PALEMBANG – Misteri hilangnya pensiunan guru di Palembang, Christina S. (80), akhirnya terungkap dengan cara yang sangat tragis.
Korban tidak hanya dibunuh dan dirampok, tetapi juga dibakar oleh pelaku untuk menghilangkan jejak.
Aksi keji tersebut dilakukan di kawasan perkebunan sawit Tanjung Lago, Kabupaten Banyuasin, Sumatera Selatan.
Direktur Reserse Kriminal Umum Polda Sumsel, Kombes Pol Johannes Bangun Sik, mengungkapkan fakta tersebut saat konferensi pers di Mapolda Sumsel, Rabu siang (28/1/2026).
Menurut Johannes, tersangka utama Yunas Gusworo (61) telah merencanakan pembunuhan tersebut sejak awal.
Pelaku terlebih dahulu menghubungi korban melalui pesan WhatsApp dengan dalih meminta diantar ke rumah temannya di kawasan Sukabangun, Kecamatan Sukarami, Palembang.

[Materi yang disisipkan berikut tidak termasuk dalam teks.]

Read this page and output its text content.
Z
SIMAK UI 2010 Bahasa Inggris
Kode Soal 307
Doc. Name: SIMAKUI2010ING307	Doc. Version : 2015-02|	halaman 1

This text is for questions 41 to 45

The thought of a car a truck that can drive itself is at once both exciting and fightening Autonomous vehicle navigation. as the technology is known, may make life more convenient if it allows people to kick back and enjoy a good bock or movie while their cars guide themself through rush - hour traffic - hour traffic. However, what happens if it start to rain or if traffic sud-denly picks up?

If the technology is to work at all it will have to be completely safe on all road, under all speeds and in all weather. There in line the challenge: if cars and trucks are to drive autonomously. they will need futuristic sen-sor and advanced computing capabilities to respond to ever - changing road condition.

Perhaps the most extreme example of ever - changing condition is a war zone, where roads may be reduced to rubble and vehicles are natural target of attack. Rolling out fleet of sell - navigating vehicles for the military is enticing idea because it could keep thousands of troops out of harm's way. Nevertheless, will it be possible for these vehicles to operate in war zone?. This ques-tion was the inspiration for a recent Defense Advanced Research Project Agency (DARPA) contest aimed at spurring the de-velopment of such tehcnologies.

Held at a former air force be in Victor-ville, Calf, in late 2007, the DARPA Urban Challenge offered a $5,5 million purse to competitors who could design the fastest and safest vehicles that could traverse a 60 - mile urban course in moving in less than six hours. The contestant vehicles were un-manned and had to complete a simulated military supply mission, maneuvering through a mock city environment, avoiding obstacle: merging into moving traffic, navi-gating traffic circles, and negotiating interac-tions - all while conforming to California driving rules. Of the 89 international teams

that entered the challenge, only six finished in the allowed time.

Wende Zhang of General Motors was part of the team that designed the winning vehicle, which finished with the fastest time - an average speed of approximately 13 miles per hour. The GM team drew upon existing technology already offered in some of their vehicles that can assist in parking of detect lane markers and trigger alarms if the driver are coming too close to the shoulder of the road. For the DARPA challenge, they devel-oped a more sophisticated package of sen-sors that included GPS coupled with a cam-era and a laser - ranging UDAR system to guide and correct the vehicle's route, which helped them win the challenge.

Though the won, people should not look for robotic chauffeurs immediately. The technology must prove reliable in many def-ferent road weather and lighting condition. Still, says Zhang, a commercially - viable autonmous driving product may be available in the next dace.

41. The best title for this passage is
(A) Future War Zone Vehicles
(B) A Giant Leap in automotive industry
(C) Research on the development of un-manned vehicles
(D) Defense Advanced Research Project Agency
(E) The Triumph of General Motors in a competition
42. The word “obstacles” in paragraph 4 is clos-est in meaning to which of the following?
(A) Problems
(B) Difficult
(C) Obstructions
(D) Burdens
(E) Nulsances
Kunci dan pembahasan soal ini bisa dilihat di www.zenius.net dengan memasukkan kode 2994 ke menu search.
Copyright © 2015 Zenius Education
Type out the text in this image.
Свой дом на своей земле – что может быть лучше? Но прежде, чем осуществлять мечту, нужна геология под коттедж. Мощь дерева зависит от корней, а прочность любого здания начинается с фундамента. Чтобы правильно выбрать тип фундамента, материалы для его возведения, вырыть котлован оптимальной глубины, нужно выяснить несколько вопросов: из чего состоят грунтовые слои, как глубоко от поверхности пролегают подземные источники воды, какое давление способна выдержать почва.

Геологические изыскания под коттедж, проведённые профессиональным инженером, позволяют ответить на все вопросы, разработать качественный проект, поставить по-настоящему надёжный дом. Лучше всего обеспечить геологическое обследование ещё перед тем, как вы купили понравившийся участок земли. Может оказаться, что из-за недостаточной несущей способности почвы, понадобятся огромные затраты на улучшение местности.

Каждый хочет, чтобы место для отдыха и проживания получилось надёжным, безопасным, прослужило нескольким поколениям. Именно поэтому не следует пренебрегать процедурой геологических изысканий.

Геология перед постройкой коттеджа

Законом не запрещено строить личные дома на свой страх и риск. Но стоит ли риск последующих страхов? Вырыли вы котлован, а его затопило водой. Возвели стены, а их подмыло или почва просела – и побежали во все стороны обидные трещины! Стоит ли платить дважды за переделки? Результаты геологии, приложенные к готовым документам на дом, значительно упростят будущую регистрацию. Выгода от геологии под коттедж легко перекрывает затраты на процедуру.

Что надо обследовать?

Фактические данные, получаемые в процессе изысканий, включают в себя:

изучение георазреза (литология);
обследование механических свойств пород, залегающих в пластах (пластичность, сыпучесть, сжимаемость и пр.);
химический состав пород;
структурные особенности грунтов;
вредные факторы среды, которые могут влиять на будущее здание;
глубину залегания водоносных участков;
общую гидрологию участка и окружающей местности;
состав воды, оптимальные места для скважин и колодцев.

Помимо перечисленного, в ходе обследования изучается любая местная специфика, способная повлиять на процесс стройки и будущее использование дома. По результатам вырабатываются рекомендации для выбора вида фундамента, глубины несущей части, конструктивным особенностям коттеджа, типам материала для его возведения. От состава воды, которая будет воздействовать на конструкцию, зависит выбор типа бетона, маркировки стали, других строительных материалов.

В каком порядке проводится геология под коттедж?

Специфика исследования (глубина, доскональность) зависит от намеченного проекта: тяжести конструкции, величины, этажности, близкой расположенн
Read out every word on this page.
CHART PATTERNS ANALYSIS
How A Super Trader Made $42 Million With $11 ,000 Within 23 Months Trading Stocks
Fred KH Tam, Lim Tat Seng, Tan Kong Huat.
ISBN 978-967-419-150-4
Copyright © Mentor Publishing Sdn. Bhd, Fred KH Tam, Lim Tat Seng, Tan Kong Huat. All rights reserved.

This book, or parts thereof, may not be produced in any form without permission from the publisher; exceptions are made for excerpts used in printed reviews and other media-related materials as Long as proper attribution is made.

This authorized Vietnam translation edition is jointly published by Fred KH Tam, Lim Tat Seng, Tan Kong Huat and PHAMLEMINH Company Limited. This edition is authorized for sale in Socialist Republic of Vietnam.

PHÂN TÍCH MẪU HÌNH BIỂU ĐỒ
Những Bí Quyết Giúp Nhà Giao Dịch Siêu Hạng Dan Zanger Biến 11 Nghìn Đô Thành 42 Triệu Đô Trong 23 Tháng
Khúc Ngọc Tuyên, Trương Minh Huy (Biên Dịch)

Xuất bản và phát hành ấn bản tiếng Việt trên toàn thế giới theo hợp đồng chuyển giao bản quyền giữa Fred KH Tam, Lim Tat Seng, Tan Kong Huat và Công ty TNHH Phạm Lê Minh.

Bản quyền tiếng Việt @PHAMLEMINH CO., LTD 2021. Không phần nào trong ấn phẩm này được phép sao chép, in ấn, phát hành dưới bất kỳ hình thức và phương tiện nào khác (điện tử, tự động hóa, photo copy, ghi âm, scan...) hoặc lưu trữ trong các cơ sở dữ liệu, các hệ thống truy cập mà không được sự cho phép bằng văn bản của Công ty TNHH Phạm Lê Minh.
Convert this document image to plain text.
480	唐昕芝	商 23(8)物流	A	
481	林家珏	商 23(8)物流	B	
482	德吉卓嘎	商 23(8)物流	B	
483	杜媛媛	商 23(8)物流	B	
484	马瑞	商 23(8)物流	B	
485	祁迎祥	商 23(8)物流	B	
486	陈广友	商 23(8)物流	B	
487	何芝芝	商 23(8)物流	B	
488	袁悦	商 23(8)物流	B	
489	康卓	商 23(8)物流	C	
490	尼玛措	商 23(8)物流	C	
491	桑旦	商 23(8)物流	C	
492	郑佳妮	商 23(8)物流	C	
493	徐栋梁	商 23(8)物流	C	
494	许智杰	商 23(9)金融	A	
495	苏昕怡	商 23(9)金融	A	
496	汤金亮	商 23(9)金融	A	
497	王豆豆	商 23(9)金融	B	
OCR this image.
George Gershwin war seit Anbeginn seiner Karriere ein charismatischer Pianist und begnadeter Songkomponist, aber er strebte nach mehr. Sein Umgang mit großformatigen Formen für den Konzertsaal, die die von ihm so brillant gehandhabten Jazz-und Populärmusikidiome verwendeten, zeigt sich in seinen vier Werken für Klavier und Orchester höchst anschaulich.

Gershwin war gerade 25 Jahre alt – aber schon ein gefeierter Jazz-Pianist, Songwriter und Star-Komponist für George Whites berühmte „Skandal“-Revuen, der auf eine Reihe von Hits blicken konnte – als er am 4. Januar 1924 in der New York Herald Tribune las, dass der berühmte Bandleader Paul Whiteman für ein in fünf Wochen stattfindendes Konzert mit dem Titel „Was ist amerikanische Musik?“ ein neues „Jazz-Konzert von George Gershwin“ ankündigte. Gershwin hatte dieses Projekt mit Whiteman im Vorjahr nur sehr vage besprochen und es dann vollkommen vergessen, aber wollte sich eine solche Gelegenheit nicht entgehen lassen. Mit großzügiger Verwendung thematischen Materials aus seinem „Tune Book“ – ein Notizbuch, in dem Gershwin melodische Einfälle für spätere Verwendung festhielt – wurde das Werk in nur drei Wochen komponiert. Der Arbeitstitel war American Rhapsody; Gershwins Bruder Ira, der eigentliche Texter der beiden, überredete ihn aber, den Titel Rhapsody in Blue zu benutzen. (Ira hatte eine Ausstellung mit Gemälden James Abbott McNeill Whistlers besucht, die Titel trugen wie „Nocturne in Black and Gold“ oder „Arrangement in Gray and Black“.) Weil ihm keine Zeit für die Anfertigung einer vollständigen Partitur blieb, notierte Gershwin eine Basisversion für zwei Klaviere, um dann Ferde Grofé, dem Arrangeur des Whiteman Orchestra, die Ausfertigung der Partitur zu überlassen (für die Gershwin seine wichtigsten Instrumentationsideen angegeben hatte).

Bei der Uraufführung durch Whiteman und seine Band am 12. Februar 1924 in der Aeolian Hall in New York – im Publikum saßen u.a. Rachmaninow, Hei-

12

“Korban bersedia mengantar. Namun di tengah perjalanan, tepatnya di kawasan Kilometer 7 Palembang, pelaku menjerat leher korban menggunakan tali yang sudah dipersiapkan sebelumnya,” ujar Johannes.
Setelah memastikan korban meninggal dunia, pelaku membawa jasad korban ke perkebunan sawit di wilayah Tanjung Lago, Banyuasin. Di lokasi tersebut, korban dibaringkan di pinggir jalan kebun sebelum akhirnya dibakar.
“Pelaku membakar jenazah korban di lokasi tersebut, lalu meninggalkannya begitu saja dan kembali ke rumah,” ungkap Johannes.
Tak berhenti di situ, pada malam hari setelah kejadian, pelaku kembali mendatangi rumah korban untuk mengambil surat-surat kendaraan. Mobil korban kemudian dijual seharga Rp53 juta.
Seperti diberitakan sebelumnya, jasad Christina S. ditemukan dalam kondisi mengenaskan tinggal tulang belulang oleh tim opsnal Unit IV Subdit III Jatanras Ditreskrimum Polda Sumsel pada Selasa (27/1/2026) sekitar pukul 14.00 WIB.
Lokasi penemuan berada di tengah perkebunan sawit Tanjung Lago, jauh dari permukiman warga.
Di lokasi kejadian, polisi menemukan sejumlah barang pribadi korban, di antaranya sebuah Alkitab dan jam tangan, yang menjadi petunjuk penting dalam proses identifikasi.
Kabid Humas Polda Sumsel, Kombes Pol Nandang Mukmin Wijaya, membenarkan penemuan jasad tersebut. Namun, saat itu proses identifikasi masih dilakukan oleh tim Inafis.
“Benar, jenazah telah ditemukan dan saat ini masih dalam proses identifikasi oleh tim Inafis Ditreskrimum Polda Sumsel. Keterangan lengkap akan disampaikan oleh Direktur Reskrimum,” kata Nandang.
Dalam pengungkapan kasus ini, polisi telah mengamankan tiga orang tersangka. Mereka memiliki peran berbeda, mulai dari eksekutor pembunuhan, penadah, hingga pelaku yang menghilangkan jejak dengan menginstal ulang ponsel korban.
Diketahui, Christina S. terakhir kali terlihat pada Rabu pagi, 14 Januari 2026, sekitar pukul 04.47 WIB.
Saat itu, korban berpamitan kepada keluarga untuk berobat ke RS Bhayangkara dengan mengendarai mobil Mitsubishi Mirage merah metalik bernomor polisi BG 1646 RI. Namun hingga malam hari, korban tak kunjung pulang.
Kecurigaan keluarga semakin kuat setelah rumah korban ditemukan terkunci rapat dan mobil tidak berada di garasi. Rekaman CCTV menunjukkan mobil korban melintas di Jalan R. Sukamto Palembang, mengarah pada dugaan kuat tindak kriminal.
Tersangka utama, Yunas Gusworo bin Hadi Suwarno, akhirnya ditangkap di Tulungagung, Jawa Timur, setelah sempat melarikan diri. Dua tersangka lainnya, Jonni Iskandar dan Suwanto, ditangkap dengan peran sebagai penadah dan penjual mobil korban.
Sejumlah barang bukti turut diamankan, di antaranya mobil korban, ponsel, uang tunai Rp53 juta, serta rekaman CCTV. Polda Sumatera Selatan memastikan akan mengusut tuntas kasus ini dan menjerat para pelaku dengan pasal berlapis.